The council voted to scale back the group’s future size from a maximum 20 members to 11 members based on city staff’s recommendation that the large group wasn’t functioning as efficiently as it could.
Staff’s recommendation was one of several aimed at reforming the group, which had failed over the past three years to deliver its annual project, the signature task for the group composed of middle school and high school students across the city.
Staff also recommended — and the council approved — that the city encourage participation from a wider range of schools, require the members to commit to five hours of commission work per month and eliminate the annual project in favor of having the commission contribute to the city’s strategic plan initiatives.
“Staff’s opinion is that we will have a more workable commission” with fewer members, Councilwoman Tasha Boerner Horvath said.

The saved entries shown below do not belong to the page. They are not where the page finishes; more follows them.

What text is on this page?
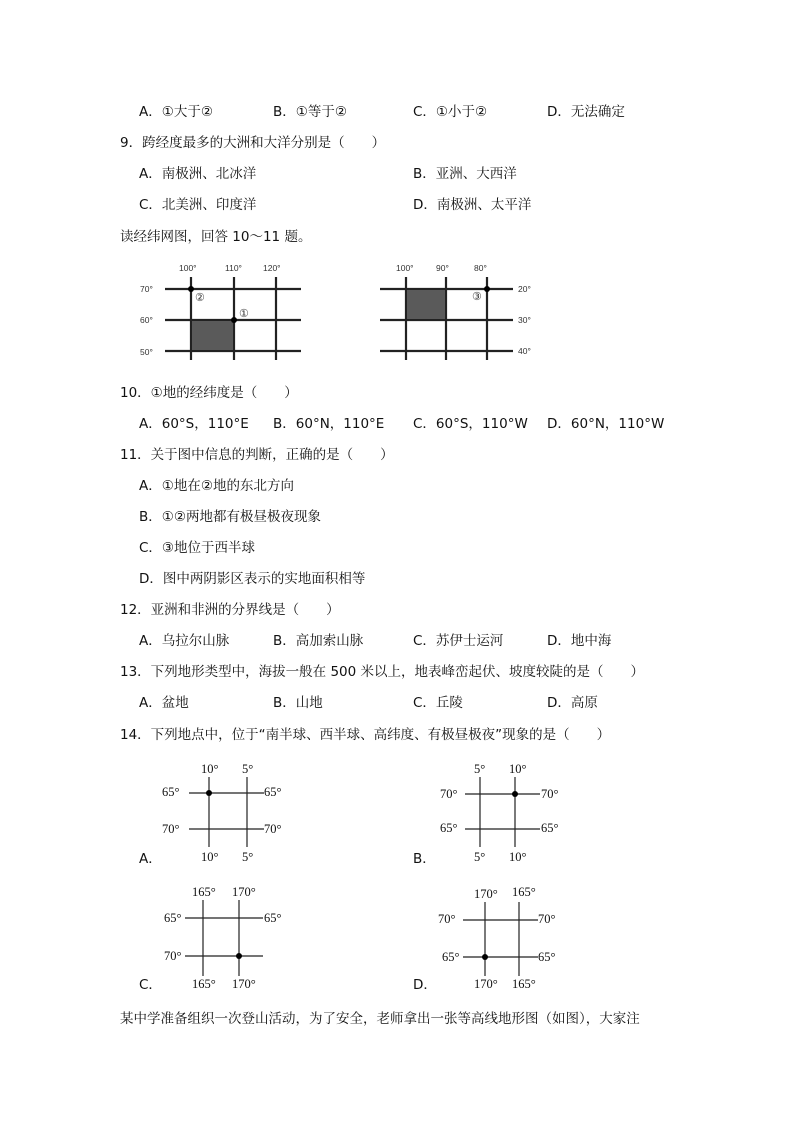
A．①大于②	B．①等于②	C．①小于②	D．无法确定
9．跨经度最多的大洲和大洋分别是（　　）
A．南极洲、北冰洋	B．亚洲、大西洋
C．北美洲、印度洋	D．南极洲、太平洋
读经纬网图，回答 10～11 题。
100°	110° 120°
70°
60°
50°
②
①
100°	90°	80°
20°
30°
40°
③
10．①地的经纬度是（　　）
A．60°S，110°E B．60°N，110°E C．60°S，110°W D．60°N，110°W
11．关于图中信息的判断，正确的是（　　）
A．①地在②地的东北方向
B．①②两地都有极昼极夜现象
C．③地位于西半球
D．图中两阴影区表示的实地面积相等
12．亚洲和非洲的分界线是（　　）
A．乌拉尔山脉	B．高加索山脉	C．苏伊士运河	D．地中海
13．下列地形类型中，海拔一般在 500 米以上，地表峰峦起伏、坡度较陡的是（　　）
A．盆地	B．山地	C．丘陵	D．高原
14．下列地点中，位于“南半球、西半球、高纬度、有极昼极夜”现象的是（　　）
A．
10° 5°
10° 5°
65°
70°
65°
70°
B．
5° 10°
5° 10°
70°
65°
70°
65°
C．
165° 170°
165° 170°
65°
70°
65°
D．
170° 165°
170° 165°
70°
65°
70°
65°
某中学准备组织一次登山活动，为了安全，老师拿出一张等高线地形图（如图），大家注
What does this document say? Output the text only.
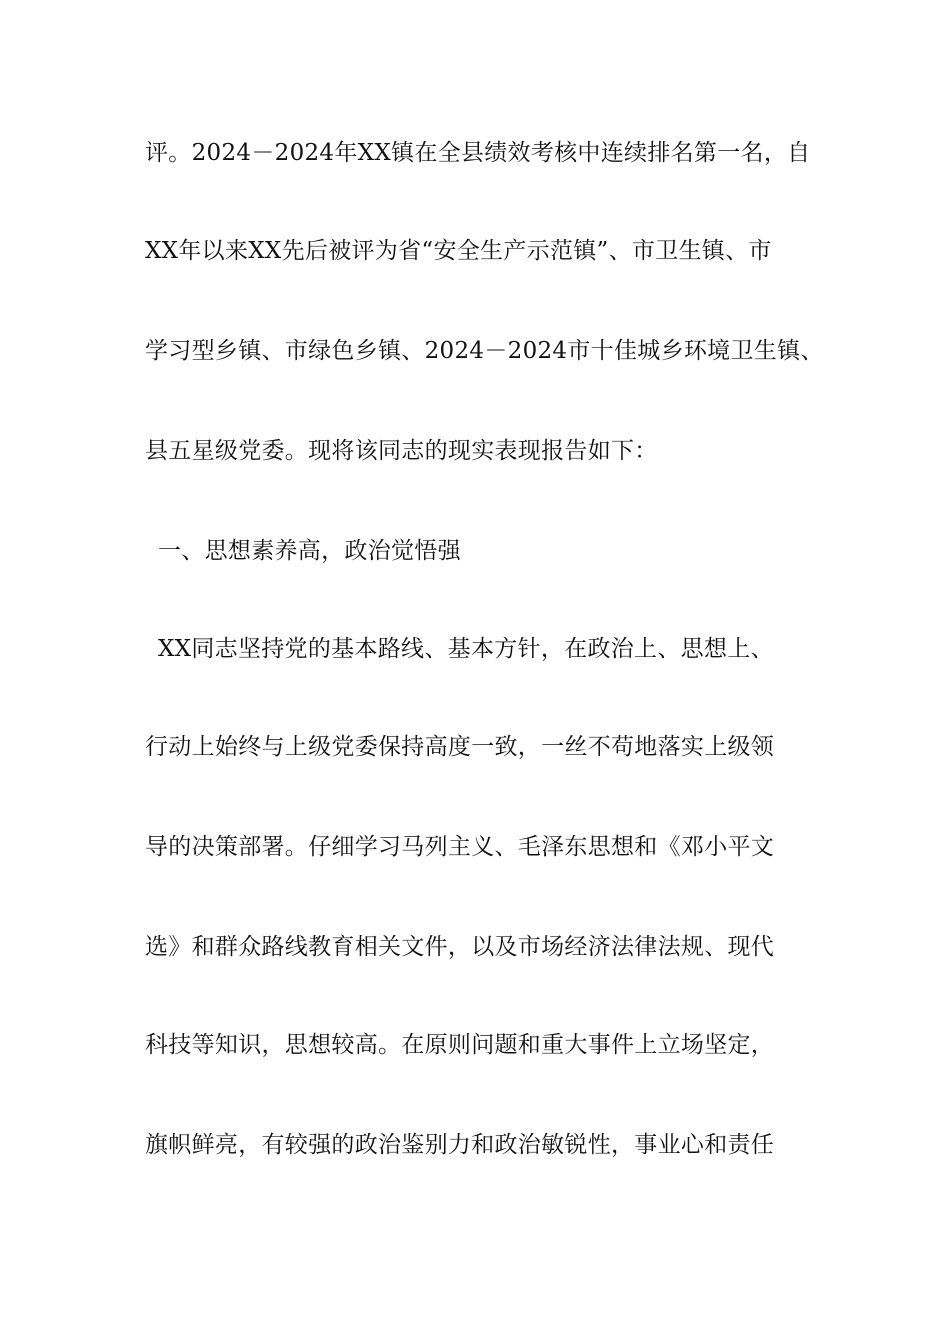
评。2024－2024年XX镇在全县绩效考核中连续排名第一名，自
XX年以来XX先后被评为省“安全生产示范镇”、市卫生镇、市
学习型乡镇、市绿色乡镇、2024－2024市十佳城乡环境卫生镇、
县五星级党委。现将该同志的现实表现报告如下：
一、思想素养高，政治觉悟强
XX同志坚持党的基本路线、基本方针，在政治上、思想上、
行动上始终与上级党委保持高度一致，一丝不苟地落实上级领
导的决策部署。仔细学习马列主义、毛泽东思想和《邓小平文
选》和群众路线教育相关文件，以及市场经济法律法规、现代
科技等知识，思想较高。在原则问题和重大事件上立场坚定，
旗帜鲜亮，有较强的政治鉴别力和政治敏锐性，事业心和责任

Mark Muir voted against the proposal. In 2014, Muir and the previous council — which included current Councilman Tony Kranz — unanimously voted to accept all 14 applicants to the commission because they did not want to turn away any of the youth.
Since then, the commission has had 14, 10, 17 and 12 members.
City staff surveyed several cities and found that most cities around Encinitas’ size had no more than 15 members on their youth panels.
Muir, however, argued that having fewer members decreased the likelihood of diversifying the board.
“If you want to increase diversification, you don’t limit the number of participants,” Muir said.